Five things to know this Earth Day about how the environment affects health
Earth Day on April 22 puts a spotlight on the planet's health—which, doctors say, is closely tied to your own.
Here are five things to know about the connection.
Pollution is not a small, faraway health issue
"The footprint of pollution globally is massive," and air pollution is the biggest danger, said Dr. Sanjay Rajagopalan, chief of cardiovascular medicine for University Hospitals Harrington Heart and Vascular Institute in Cleveland.
The World Health Organization estimates 12.6 million deaths a year can be attributed to environmental risks. That's more than a fifth of all deaths, and more than a quarter of deaths in children younger than 5. Air pollution alone contributes to more deaths worldwide than many other illnesses combined, Rajagopalan said.
But it's also an American problem, said Dr. Aaron Bernstein, interim director of the Center for Climate, Health, and the Global Environment at Harvard T.H. Chan School of Public Health in Boston. A recent study in Environmental Research estimated that each year, polluted air from the burning of fossil fuels in the U.S. kills more than 300,000 people.
"It's almost like having a COVID pandemic every year," he said.
Air pollution hurts more than you may know
It's much more than watery eyes or an obscured view of the mountains.
"Air pollution makes children have to come see me in the emergency room because they can't breathe," said Bernstein, who also is a pediatrician at Boston Children's Hospital. "It makes people who are older who have chronic lung problems go to the emergency room because they can't breathe. It contributes to people dying from respiratory infections, including COVID."
It has been linked to an increased risk of pregnancy complications such as preterm birth and preeclampsia, certain types of cancer, and cognitive decline in older adults.
It's also bad for the heart, Rajagopalan said. Even short-term exposure over hours or days increases the risk of heart attack, stroke, heart failure, abnormal heartbeats and sudden death.

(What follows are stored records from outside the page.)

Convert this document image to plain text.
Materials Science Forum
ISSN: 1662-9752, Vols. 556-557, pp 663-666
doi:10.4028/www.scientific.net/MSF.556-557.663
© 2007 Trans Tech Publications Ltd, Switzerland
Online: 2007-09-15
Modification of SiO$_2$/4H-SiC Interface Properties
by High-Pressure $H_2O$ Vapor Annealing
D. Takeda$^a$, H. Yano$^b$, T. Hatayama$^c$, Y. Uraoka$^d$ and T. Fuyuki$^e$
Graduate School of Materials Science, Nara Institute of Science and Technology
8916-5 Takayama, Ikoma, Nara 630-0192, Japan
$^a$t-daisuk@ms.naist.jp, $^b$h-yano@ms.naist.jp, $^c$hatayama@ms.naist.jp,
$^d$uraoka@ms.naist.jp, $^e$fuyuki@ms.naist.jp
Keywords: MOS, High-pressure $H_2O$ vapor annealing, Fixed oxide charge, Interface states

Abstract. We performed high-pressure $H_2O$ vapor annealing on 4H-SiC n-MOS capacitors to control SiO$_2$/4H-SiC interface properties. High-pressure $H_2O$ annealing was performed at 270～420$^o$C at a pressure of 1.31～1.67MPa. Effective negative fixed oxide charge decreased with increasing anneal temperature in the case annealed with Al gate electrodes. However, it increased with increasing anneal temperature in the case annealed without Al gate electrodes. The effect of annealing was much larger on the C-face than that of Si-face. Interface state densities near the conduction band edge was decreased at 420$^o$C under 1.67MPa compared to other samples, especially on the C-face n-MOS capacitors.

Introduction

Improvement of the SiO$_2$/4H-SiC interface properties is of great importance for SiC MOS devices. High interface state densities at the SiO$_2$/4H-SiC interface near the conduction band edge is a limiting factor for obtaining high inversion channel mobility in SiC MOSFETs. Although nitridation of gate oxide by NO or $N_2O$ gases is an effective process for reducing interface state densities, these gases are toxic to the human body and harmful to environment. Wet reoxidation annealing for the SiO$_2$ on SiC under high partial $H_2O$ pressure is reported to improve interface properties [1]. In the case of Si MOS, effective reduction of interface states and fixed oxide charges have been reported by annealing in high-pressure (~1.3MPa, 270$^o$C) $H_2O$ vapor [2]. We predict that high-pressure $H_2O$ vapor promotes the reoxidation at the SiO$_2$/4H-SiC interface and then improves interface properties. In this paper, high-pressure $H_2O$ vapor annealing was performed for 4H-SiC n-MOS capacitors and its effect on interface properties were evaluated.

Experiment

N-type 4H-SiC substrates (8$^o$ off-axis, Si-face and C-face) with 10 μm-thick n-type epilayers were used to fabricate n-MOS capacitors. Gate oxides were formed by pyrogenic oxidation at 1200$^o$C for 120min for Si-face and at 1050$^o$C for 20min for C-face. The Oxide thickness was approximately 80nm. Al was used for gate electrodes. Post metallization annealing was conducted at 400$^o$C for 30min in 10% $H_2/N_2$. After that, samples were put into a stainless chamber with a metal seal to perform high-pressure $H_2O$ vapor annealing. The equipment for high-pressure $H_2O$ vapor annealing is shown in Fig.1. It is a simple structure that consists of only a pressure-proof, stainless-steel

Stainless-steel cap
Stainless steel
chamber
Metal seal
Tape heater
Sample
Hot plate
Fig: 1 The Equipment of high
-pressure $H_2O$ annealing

"Most physicians don't know that air pollution causes cardiovascular problems," which is the primary way it kills, he said.
Climate change is a health issue
Climate change means higher temperatures. And higher temperatures may trigger heart attacks and make strokes more severe.
Heat waves "are particularly dangerous for people who have medical problems, particularly heart problems and kidney problems," Bernstein said. "There's strong evidence that heat waves are bad for mental health and increase risks of violence and suicides."
Climate change hurts people indirectly as well, he said. For example, it leads to more wildfires, which produce smoke. And wildfire smoke can lead to spikes in heart attacks, strokes and hospitalizations for heart failure, research shows.
Changing weather patterns also can affect insects that spread diseases such as dengue fever, West Nile virus, Chagas and chikungunya.
Save the planet, stop a pandemic?
COVID-19 is the latest and worst coronavirus to strike humans recently, but there have been others. Close relatives of such viruses are found in wild animals, including bats. And humans have been encroaching on their habitats.
"Clearing forests evicts bats from their homes," Bernstein said. "Bats without homes may be more likely to encounter people and spill a virus into a person that could spread around the world.
"We must protect nature to protect ourselves," he said, but at the moment humans are playing "an ill-fated game of Russian roulette with nature."
There's hope, and you matter
"It's important to remember that air quality has gotten better in the United States over the last 40 years" thanks to the Clean Air Act of 1970 and related regulations, Bernstein said. "We've seen across-the-board improvements in the air pollutants that are most harmful at the same time that our economy has grown substantially."
Dirty air and climate change stem from the same sources, Rajagopalan said. "Be an advocate for sustainable energy sources, sustainable food—all of these things are important," he said. "And fortunately, all of those are also healthier ways to lead your life."
One person's choices can seem small, but they can have an outsized importance, Bernstein said. Recycling or driving a less-polluting car sends a message about what we want the culture to be.
In the search for solutions to pollution and climate change, he said, "it's about what we want for our own health, the health of our families, and especially the health of our children."